Self-supervised learning improves robustness of deep learning lung tumor segmentation to CT imaging differences

Self-supervised learning (SSL) is an approach to extract useful feature representations from unlabeled data, and enable fine-tuning on downstream tasks with limited labeled examples. Self-pretraining is a SSL approach that uses the curated task dataset for both pretraining the networks and fine-tuning them. Availability of large, diverse, and uncurated public medical image sets provides the opportunity to apply SSL in the "wild" and potentially extract features robust to imaging variations. However, the benefit of wild- vs self-pretraining has not been studied for medical image analysis. In this paper, we compare robustness of wild versus self-pretrained transformer (vision transformer [ViT] and hierarchical shifted window [Swin]) models to computed tomography (CT) imaging differences for non-small cell lung cancer (NSCLC) segmentation. Wild-pretrained Swin models outperformed self-pretrained Swin for the various imaging acquisitions. ViT resulted in similar accuracy for both wild- and self-pretrained models. Masked image prediction pretext task that forces networks to learn the local structure resulted in higher accuracy compared to contrastive task that models global image information. Wild-pretrained models resulted in higher feature reuse at the lower level layers and feature differentiation close to output layer after fine-tuning. Hence, we conclude: Wild-pretrained networks were more robust to analyzed CT imaging differences for lung tumor segmentation than self-pretrained methods. Swin architecture benefited from such pretraining more than ViT.

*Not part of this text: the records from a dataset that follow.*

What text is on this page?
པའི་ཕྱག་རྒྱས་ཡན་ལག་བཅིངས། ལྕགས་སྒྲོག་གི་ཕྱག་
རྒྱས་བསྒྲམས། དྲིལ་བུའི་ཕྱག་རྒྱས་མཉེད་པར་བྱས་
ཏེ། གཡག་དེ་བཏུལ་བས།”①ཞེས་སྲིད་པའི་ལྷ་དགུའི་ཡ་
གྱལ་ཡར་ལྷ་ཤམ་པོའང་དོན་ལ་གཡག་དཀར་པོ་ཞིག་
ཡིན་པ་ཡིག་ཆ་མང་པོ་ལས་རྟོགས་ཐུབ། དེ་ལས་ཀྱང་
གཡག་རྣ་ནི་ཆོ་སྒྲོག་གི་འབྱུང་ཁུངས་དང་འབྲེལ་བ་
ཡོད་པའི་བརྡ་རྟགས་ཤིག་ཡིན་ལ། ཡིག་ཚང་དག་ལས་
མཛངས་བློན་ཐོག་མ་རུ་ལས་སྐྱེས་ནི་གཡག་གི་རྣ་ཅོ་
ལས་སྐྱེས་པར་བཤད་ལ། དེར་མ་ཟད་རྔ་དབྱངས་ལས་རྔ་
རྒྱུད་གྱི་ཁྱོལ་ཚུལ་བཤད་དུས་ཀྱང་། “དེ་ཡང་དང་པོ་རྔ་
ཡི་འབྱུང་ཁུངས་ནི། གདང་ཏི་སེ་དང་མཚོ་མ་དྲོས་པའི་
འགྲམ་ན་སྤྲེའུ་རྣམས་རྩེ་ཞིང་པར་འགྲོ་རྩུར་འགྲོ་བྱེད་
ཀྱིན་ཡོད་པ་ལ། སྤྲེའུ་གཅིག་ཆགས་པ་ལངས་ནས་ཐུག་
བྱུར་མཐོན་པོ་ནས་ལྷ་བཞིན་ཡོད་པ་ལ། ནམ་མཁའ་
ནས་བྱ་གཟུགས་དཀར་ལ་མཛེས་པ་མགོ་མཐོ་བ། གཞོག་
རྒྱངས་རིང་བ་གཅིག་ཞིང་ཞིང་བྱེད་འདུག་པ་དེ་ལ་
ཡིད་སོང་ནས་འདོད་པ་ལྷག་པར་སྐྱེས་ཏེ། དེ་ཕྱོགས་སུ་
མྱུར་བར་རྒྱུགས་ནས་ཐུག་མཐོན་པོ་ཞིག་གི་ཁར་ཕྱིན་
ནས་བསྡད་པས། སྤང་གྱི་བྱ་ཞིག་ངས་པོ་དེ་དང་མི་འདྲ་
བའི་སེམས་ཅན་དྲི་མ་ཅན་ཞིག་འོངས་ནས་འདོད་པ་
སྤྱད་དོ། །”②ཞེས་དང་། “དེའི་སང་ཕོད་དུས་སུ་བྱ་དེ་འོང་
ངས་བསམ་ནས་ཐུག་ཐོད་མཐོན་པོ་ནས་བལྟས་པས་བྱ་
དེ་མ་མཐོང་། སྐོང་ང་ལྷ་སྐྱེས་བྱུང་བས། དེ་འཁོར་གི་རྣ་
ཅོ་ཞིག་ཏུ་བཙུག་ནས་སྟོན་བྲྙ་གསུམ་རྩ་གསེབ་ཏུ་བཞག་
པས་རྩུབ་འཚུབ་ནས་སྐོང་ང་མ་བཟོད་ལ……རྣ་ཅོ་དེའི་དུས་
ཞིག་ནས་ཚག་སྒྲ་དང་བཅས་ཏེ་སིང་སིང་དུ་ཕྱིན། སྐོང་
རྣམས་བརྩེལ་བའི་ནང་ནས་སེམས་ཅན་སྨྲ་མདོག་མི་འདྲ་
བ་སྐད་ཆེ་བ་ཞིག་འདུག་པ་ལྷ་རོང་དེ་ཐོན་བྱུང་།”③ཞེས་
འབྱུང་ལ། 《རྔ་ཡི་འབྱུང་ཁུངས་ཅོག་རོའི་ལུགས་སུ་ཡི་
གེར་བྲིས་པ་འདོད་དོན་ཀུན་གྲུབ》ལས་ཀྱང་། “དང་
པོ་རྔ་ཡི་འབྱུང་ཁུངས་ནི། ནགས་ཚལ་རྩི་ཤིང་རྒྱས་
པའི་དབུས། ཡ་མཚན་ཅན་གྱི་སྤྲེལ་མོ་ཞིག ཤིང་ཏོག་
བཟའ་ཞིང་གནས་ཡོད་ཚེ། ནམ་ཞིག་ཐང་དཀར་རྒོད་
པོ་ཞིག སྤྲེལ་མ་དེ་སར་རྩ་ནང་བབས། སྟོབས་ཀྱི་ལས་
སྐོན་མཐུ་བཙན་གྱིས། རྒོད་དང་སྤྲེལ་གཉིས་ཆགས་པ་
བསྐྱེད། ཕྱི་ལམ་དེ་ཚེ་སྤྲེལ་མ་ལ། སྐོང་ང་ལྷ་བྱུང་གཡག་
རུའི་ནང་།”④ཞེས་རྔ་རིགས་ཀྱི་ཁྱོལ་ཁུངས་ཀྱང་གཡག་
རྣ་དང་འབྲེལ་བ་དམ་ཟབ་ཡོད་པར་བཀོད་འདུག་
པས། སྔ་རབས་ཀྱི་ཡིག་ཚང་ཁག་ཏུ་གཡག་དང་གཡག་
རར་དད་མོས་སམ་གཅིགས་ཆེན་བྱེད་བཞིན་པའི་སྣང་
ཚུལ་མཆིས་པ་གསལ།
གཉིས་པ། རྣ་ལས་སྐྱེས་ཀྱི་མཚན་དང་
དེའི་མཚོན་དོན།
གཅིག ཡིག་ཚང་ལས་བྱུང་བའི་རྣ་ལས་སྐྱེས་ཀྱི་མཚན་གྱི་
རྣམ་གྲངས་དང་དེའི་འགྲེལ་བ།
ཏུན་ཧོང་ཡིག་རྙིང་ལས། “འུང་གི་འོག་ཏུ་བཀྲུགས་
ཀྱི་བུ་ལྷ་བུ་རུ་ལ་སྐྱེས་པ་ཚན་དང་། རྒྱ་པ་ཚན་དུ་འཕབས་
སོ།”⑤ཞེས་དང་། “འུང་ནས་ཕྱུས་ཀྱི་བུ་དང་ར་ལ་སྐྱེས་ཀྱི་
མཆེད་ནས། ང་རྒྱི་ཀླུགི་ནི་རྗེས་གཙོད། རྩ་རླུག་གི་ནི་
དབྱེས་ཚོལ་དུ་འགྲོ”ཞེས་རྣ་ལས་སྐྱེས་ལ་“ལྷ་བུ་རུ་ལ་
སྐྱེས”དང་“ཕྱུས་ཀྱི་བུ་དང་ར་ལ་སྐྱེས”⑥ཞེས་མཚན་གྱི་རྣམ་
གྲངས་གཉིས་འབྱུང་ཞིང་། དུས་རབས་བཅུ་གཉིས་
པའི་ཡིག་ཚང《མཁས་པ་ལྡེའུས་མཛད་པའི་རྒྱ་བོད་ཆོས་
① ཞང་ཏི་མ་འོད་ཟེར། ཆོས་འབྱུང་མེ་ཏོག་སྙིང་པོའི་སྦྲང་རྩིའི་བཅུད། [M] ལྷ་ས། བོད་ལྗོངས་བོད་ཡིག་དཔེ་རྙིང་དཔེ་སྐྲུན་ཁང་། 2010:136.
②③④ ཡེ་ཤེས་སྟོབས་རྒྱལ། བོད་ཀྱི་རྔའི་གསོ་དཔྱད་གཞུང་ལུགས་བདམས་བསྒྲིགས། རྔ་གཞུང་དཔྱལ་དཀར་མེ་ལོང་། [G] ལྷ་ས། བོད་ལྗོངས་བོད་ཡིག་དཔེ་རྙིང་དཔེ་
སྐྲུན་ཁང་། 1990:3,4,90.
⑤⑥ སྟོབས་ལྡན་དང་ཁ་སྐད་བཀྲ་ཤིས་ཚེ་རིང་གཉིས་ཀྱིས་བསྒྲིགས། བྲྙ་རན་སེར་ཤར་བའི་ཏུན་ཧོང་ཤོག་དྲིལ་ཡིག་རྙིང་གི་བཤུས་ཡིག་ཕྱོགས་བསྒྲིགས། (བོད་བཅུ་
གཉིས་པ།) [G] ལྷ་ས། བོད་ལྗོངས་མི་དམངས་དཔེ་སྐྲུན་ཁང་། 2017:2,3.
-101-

翻译：自监督学习（SSL）是一种从无标注数据中提取有用特征表示的方法，并能通过有限标注样本在下游任务上进行微调。自预训练是一种SSL方法，它使用精心整理的任务数据集同时进行网络预训练和微调。大规模、多样化且未经过整理的公开医学影像数据集为在"野生"环境中应用SSL提供了机会，并有可能提取出对成像变异具有鲁棒性的特征。然而，在医学图像分析领域，野生预训练与自预训练各自的优势尚未得到系统研究。本文比较了野生预训练与自预训练的Transformer模型（视觉Transformer [ViT] 和层次化滑动窗口 [Swin]）在非小细胞肺癌（NSCLC）分割中对计算机断层扫描（CT）成像差异的鲁棒性。实验表明：针对不同成像采集方式，野生预训练的Swin模型表现优于自预训练Swin模型；ViT在野生预训练与自预训练模型中均获得相近的准确率。强制网络学习局部结构的掩码图像预测 pretext 任务，其准确率高于建模全局图像信息的对比学习任务。经过微调后，野生预训练模型在低层网络层具有更高的特征复用率，并在输出层附近呈现更强的特征区分性。因此我们得出结论：在肺肿瘤分割任务中，野生预训练网络对CT成像差异的鲁棒性优于自预训练方法。Swin架构从该类预训练中获得的收益高于ViT。